You have a brilliant idea, which may be the next ground-breaking invention in your field of practice. Before you invest any of your time and financial resources in further developing the idea, performing feasibility tests and creating prototypes, there are a number of crucial issues which you should consider. Some initial key issues are summarised in this article to assist you to make the most out of your invention.
Do you own the invention?
In general, an employer may claim ownership of any intellectual property created by an employee arising “in the course of employment”. If you are employed by a university, a hospital or a research institution, even on a part-time basis, there is a possibility that the university, hospital or research institution may be entitled to claim ownership of your invention if it is created “in the course of your employment” with them.
Whether an invention is created by an employee “in the course of employment” will depend on a number of factors. These include, in general:
- whether it is within the duty of the employee to create the invention;
- whether the employer has directed the employee to create the invention;
- whether the employee has used the confidential information or intellectual property of the employer to create the invention; and
- whether the employee has used other resources of the employer (e.g. computers) to create the invention or develop the invention during working hours.
In addition, an employee may owe “fiduciary duties” to an employer (e.g. where the employee is also a director of the employer company). In some circumstances, when there is a breach of such “fiduciary duties”, a court may require an employee to forego ownership of the invention created by the employee in breach of such duties.

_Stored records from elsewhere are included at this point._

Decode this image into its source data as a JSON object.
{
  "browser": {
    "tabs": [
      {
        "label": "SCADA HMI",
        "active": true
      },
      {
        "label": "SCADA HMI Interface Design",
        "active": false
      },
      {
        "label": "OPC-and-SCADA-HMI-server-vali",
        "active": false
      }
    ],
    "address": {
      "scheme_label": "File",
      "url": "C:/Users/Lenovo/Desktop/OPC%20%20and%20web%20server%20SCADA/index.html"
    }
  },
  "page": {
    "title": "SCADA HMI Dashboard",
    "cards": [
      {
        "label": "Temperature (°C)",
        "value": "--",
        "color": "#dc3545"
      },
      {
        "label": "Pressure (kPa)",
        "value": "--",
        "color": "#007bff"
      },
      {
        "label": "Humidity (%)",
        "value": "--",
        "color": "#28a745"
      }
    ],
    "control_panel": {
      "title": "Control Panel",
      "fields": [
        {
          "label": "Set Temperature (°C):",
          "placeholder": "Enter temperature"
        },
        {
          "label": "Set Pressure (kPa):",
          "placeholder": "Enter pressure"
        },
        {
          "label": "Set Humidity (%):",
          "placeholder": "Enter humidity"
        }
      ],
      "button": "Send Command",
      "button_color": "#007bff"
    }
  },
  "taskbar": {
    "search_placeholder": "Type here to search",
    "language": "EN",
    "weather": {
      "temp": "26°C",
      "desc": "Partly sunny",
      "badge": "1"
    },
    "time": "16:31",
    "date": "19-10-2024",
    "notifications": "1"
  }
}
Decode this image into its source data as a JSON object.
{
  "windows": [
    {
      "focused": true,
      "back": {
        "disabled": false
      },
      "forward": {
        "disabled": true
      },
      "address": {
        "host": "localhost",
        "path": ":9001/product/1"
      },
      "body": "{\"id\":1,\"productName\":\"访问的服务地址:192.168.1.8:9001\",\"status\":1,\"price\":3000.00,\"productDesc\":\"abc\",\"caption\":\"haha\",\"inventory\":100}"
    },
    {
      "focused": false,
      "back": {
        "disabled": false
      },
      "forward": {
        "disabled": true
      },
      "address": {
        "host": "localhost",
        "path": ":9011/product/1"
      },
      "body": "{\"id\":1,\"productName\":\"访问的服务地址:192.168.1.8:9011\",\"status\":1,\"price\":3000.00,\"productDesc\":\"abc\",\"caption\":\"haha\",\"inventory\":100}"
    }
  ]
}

If you are an employee of, or otherwise affiliated with a university, hospital or research institution, it would also be prudent to review your employment contract, as it may contain clauses that go beyond the above general position, such as automatically transferring ownership rights to your employer of any invention you created during the term of your employment, regardless of whether the invention arises from the “course of your employment”. Lastly, you should check the intellectual property policy of the organisations with which you are affiliated regarding ownership of inventions.
If you plan to engage someone to assist with the development of your invention (e.g. a software developer), you should enter into a contract with such person to ensure that all intellectual property generated by that person is to be assigned to you. In general, in the absence of any contract which provides that ownership of such intellectual property is owned by you, such intellectual property will be owned by your contractor.
To publish or not to publish
Do not publish or present (or submit to publish or present) your invention before you seek advice from your intellectual property advisor. This is because publishing or presenting your invention in journals and conferences may compromise the scope of protection you may obtain for your invention. For example, if you wish to protect your invention by seeking a patent, the invention must satisfy certain criteria before the patent is granted. One of these criteria is that the invention must be novel (or new) when assessed against the “prior art”. If you publish a paper or present your invention in a conference before you file for a patent, your paper and your presentation may be cited against your own patent application as “prior art”, although there may be a “grace period” (depending on the jurisdiction for which you are seeking a patent) for certain types of disclosure, which allows the invention to satisfy the novelty criteria if the patent application is filed within a certain period, notwithstanding the disclosure.
Keep it confidential
It is vital that you keep any information about your invention confidential. The people to whom you disclose your invention may think it is a brilliant idea and file for patent protection before you. If you need to discuss your invention with third parties for the purpose of collaboration or engaging them to perform work for you to further develop the invention, make sure there is a contract in place that contains confidentiality obligations and addresses intellectual property ownership issues.
Secretly using your invention for commercial purposes may also destroy the patentability of your invention.
Not all inventions may be protected by patents.
A patent is, generally speaking, a right granted by the government of a country to the patent owner, allowing the patent owner to exclude others from commercially exploiting the invention within that country. If you wish to seek patent protection in multiple countries, you will need to apply for patent protection in all those countries.
Although patentability requirements may differ slightly in different countries, in general they are similar. In Australia, the key patent requirements include:
- novelty – the invention must be new and not disclosed publicly in any form, anywhere in the world as at the date of the first filed application;
- inventiveness – the invention must be more than an obvious extension, variation or combination of prior inventions which could be brought about by an ordinary person skilled in the art;
- utility– the invention must be useful, i.e. the invention should achieve what you say it will;
- manner of manufacture – the invention must have resulted from human activity, i.e. it is not a naturally occurring substance, or a natural phenomenon (e.g. discovery of the law of gravity). A mathematical formula describing a natural phenomenon is not a manner of manufacture and will not be patentable.
Intellectual property takes a number of forms, each with its own specific manner of protection. If your invention is not patentable, other forms of intellectual property protection may be available. For example, computer programmes may be protected by copyright; appearance or visual features of a product may be protected by design registrations; or you may simply wish to keep your invention a trade secret.
To bring an invention to commercialisation is not a simple exercise. Early consideration of how the invention may be protected will assist in reducing the number of issues that may arise at a later stage, which may compromise your scope of protection and in turn, the commercial return of your invention.